Complexity Analysis:

The time complexity for the equilibrium index problem of the above approach is O(N), where 'N' represents the number of elements present in an array, and the space complexity is given by O(N).

## Approach: Using Two Pointers

The approach provided aims to determine an array's equilibrium index, which is defined as an index at which the total of the elements at all lower and higher indexes equals one another.

The sum of the elements to the left and right of the pivot index is tracked by the code using the left and right pointers.

### Algorithm:

Step 1: First, the left pointer is initialized to 0, the pivot is set to 0, and the right pointer is set to the total of all the elements in the array, less the first element.

Step 2: After that, the algorithm goes into a while loop, incrementing the pivot index until the pivot index becomes the last index in the array or the left and right pointers are equal.

Step 3: The pivot index is raised and the right pointer is lowered by the value of the element at the current pivot index for each iteration of the loop.

Step 4: The value of an element at the preceding pivot index is added to the left pointer.

Step 5: Next, the method determines whether the left and right pointers are equal.

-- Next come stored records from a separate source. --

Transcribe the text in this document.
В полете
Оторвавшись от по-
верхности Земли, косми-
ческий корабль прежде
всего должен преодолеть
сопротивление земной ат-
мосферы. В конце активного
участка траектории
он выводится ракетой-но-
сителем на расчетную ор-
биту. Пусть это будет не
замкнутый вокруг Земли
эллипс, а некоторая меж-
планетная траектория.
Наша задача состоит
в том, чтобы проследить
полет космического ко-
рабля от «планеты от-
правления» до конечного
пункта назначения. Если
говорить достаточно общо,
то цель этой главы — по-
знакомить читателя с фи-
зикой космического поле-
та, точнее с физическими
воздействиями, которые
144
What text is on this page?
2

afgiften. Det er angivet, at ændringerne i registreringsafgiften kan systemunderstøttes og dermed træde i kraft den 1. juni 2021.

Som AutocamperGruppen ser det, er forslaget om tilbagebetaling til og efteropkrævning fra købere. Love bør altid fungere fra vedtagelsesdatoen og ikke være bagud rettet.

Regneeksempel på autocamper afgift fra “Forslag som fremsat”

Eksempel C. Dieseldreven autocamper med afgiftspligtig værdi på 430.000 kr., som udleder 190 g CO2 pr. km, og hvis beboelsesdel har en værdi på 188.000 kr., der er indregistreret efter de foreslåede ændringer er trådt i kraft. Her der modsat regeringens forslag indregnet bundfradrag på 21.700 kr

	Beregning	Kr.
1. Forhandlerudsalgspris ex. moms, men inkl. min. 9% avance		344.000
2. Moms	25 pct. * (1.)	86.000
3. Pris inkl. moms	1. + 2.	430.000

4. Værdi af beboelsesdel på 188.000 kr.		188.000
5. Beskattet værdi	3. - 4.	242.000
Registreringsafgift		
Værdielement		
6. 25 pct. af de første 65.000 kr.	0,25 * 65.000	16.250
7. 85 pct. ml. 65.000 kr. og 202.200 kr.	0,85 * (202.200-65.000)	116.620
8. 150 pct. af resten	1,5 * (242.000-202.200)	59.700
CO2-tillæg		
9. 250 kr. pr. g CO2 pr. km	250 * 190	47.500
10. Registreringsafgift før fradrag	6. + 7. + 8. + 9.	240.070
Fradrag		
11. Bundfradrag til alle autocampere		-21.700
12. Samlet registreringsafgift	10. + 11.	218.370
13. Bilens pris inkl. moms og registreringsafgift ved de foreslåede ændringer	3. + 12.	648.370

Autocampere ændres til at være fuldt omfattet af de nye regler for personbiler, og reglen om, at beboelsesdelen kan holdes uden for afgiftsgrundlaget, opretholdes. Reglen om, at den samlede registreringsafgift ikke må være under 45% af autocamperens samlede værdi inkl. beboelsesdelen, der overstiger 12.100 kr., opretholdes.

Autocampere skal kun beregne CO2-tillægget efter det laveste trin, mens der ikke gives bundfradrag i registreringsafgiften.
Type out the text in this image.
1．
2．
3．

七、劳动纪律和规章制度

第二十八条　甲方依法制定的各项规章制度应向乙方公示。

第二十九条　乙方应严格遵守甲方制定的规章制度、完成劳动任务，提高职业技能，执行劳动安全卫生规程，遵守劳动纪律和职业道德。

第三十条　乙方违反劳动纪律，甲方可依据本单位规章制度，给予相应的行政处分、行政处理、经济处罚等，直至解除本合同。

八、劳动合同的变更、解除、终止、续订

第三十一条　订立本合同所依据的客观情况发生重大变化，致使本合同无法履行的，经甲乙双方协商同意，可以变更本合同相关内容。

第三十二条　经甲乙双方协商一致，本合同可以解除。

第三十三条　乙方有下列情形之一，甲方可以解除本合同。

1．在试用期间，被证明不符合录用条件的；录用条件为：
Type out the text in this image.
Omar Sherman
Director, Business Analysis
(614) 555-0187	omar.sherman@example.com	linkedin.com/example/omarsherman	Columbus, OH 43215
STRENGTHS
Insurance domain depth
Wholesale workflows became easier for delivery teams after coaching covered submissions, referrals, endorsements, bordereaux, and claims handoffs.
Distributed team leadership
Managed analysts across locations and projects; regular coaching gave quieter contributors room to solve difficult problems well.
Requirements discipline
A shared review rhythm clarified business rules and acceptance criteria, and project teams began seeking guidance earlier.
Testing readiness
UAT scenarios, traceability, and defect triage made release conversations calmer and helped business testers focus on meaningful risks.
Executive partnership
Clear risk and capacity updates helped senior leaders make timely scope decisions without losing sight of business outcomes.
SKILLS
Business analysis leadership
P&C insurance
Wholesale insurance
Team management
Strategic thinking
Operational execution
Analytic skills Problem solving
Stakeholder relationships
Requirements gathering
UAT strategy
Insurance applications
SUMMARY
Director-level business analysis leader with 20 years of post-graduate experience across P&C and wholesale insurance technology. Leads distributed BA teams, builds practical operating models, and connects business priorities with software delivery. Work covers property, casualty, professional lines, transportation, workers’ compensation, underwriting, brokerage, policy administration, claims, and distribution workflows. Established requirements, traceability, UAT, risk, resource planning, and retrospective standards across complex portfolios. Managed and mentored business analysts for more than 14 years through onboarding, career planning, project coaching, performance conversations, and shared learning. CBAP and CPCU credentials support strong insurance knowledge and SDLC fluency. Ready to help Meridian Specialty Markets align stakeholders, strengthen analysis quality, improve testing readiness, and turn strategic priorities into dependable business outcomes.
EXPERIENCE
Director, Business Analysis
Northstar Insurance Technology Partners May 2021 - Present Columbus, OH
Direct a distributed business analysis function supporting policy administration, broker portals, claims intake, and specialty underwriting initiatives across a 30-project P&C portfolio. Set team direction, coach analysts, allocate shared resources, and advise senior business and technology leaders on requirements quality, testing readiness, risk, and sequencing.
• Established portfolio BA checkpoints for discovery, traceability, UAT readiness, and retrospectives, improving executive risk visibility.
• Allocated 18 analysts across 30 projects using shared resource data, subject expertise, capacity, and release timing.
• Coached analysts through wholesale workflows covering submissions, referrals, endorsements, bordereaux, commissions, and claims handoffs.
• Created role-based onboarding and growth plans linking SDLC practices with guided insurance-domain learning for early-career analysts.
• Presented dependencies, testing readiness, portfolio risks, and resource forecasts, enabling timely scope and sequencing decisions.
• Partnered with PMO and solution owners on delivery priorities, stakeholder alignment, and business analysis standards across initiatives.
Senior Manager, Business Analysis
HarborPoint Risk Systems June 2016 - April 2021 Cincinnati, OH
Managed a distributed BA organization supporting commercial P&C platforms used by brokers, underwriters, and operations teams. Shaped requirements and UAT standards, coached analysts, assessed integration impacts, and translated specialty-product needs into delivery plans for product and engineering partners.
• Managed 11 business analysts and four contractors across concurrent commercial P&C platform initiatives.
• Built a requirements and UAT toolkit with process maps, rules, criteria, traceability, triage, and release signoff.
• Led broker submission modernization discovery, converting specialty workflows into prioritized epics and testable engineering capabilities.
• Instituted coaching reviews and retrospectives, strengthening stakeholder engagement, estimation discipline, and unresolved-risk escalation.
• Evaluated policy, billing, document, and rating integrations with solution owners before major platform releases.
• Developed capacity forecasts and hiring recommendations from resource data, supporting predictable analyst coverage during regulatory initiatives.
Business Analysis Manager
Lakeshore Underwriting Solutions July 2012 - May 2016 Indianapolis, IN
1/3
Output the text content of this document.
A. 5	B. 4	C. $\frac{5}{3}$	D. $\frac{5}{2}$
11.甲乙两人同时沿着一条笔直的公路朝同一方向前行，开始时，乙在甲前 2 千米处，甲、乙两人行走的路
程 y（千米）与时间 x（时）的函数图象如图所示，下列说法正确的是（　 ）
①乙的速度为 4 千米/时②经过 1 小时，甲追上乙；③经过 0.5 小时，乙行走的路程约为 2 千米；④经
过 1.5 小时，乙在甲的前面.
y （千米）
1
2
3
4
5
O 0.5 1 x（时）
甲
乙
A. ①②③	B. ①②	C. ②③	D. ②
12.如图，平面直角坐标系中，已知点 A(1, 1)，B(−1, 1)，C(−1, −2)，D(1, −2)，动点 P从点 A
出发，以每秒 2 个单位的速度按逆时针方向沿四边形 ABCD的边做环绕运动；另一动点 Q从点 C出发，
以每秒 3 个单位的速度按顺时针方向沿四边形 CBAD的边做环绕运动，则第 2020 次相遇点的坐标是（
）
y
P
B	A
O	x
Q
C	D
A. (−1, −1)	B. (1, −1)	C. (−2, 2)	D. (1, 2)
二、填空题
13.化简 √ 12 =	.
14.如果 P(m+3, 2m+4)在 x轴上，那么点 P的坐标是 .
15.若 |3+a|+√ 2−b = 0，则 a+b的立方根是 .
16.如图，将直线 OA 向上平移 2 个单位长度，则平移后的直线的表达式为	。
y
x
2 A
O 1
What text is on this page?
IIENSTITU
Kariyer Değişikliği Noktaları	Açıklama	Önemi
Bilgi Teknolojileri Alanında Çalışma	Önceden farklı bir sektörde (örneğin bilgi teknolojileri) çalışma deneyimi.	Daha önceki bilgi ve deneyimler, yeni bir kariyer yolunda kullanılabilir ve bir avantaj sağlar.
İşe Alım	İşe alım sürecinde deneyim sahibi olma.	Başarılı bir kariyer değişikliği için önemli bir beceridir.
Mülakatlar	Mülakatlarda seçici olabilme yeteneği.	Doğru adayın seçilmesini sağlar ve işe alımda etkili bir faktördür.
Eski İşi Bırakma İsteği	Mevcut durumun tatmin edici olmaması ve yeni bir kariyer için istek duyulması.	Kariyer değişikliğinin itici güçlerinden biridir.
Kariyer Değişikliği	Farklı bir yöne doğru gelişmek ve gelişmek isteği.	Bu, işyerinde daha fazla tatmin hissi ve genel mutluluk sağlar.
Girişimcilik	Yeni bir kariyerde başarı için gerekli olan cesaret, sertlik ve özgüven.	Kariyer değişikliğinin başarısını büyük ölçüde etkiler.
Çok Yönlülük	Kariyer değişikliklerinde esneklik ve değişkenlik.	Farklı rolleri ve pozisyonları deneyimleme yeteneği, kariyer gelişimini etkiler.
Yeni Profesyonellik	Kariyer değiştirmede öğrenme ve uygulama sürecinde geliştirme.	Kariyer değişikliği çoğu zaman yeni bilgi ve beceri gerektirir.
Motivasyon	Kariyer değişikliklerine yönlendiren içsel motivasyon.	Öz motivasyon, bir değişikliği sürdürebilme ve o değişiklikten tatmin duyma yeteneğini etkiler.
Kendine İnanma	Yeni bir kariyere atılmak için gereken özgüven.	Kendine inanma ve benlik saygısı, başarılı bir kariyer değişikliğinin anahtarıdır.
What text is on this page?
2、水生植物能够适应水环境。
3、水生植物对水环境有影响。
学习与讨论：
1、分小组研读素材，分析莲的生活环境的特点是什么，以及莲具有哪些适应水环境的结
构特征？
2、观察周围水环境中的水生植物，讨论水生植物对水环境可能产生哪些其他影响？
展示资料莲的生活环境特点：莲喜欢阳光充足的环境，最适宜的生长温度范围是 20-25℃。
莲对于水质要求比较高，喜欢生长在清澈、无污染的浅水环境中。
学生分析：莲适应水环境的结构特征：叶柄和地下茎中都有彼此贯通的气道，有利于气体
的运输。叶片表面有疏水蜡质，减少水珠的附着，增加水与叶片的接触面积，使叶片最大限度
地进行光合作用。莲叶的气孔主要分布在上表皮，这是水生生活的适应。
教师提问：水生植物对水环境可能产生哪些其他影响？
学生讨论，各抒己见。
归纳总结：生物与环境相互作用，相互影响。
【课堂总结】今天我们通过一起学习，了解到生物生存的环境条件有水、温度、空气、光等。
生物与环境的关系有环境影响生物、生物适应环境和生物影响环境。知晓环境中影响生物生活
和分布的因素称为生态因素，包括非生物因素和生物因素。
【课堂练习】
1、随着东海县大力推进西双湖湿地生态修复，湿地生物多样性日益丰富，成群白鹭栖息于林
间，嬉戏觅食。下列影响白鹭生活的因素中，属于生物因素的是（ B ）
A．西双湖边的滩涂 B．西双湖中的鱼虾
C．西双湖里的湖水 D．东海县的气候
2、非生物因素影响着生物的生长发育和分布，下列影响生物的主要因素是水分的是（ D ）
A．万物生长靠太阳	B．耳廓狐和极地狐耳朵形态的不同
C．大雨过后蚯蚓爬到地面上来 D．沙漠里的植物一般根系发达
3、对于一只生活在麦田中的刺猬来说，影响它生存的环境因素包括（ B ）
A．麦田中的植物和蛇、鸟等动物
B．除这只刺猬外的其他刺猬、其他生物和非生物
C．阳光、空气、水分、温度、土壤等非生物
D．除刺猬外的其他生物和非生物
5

The equilibrium index is returned as the current pivot index if such is the case.

Step 6: The function returns -1, showing that no equilibrium index was reached if the pivot index is the final index in the given array and the left pointer remains not equal to the right pointer.

Implementation:

FileName: PointersEquiliIndex.java

`import java.util.List;import java.io.*;public class PointersEquiliIndex{     public int EquilibriumIndex(List<Integer> num)     {            int leftptr = 0, pivot = 0, rightptr = 0;            for (int i = 1; i < num.size(); i++)            {                 rightptr += num.get(i);            }            while (pivot < num.size() - 1 && rightptr != leftptr)            {                 pivot++;                  rightptr -= num.get(pivot);                  leftptr += num.get(pivot - 1);             }            return (leftptr == rightptr) ? pivot : -1;       }       public static void main(String[] args)       {            List<Integer> num = List.of(-4, 1, 5, 2, -6, 8, 0);            int index = new PointersEquiliIndex().EquilibriumIndex(num);            System.out.println("The Equilibrium index of the given array is: " + index);        }}`

Output:

`The Equilibrium index of the given array is: 3`

Complexity Analysis:

The time complexity for the equilibrium index problem of the above approach is O(N), where 'N' represents the number of elements present in an array, and the space complexity is given by O(1).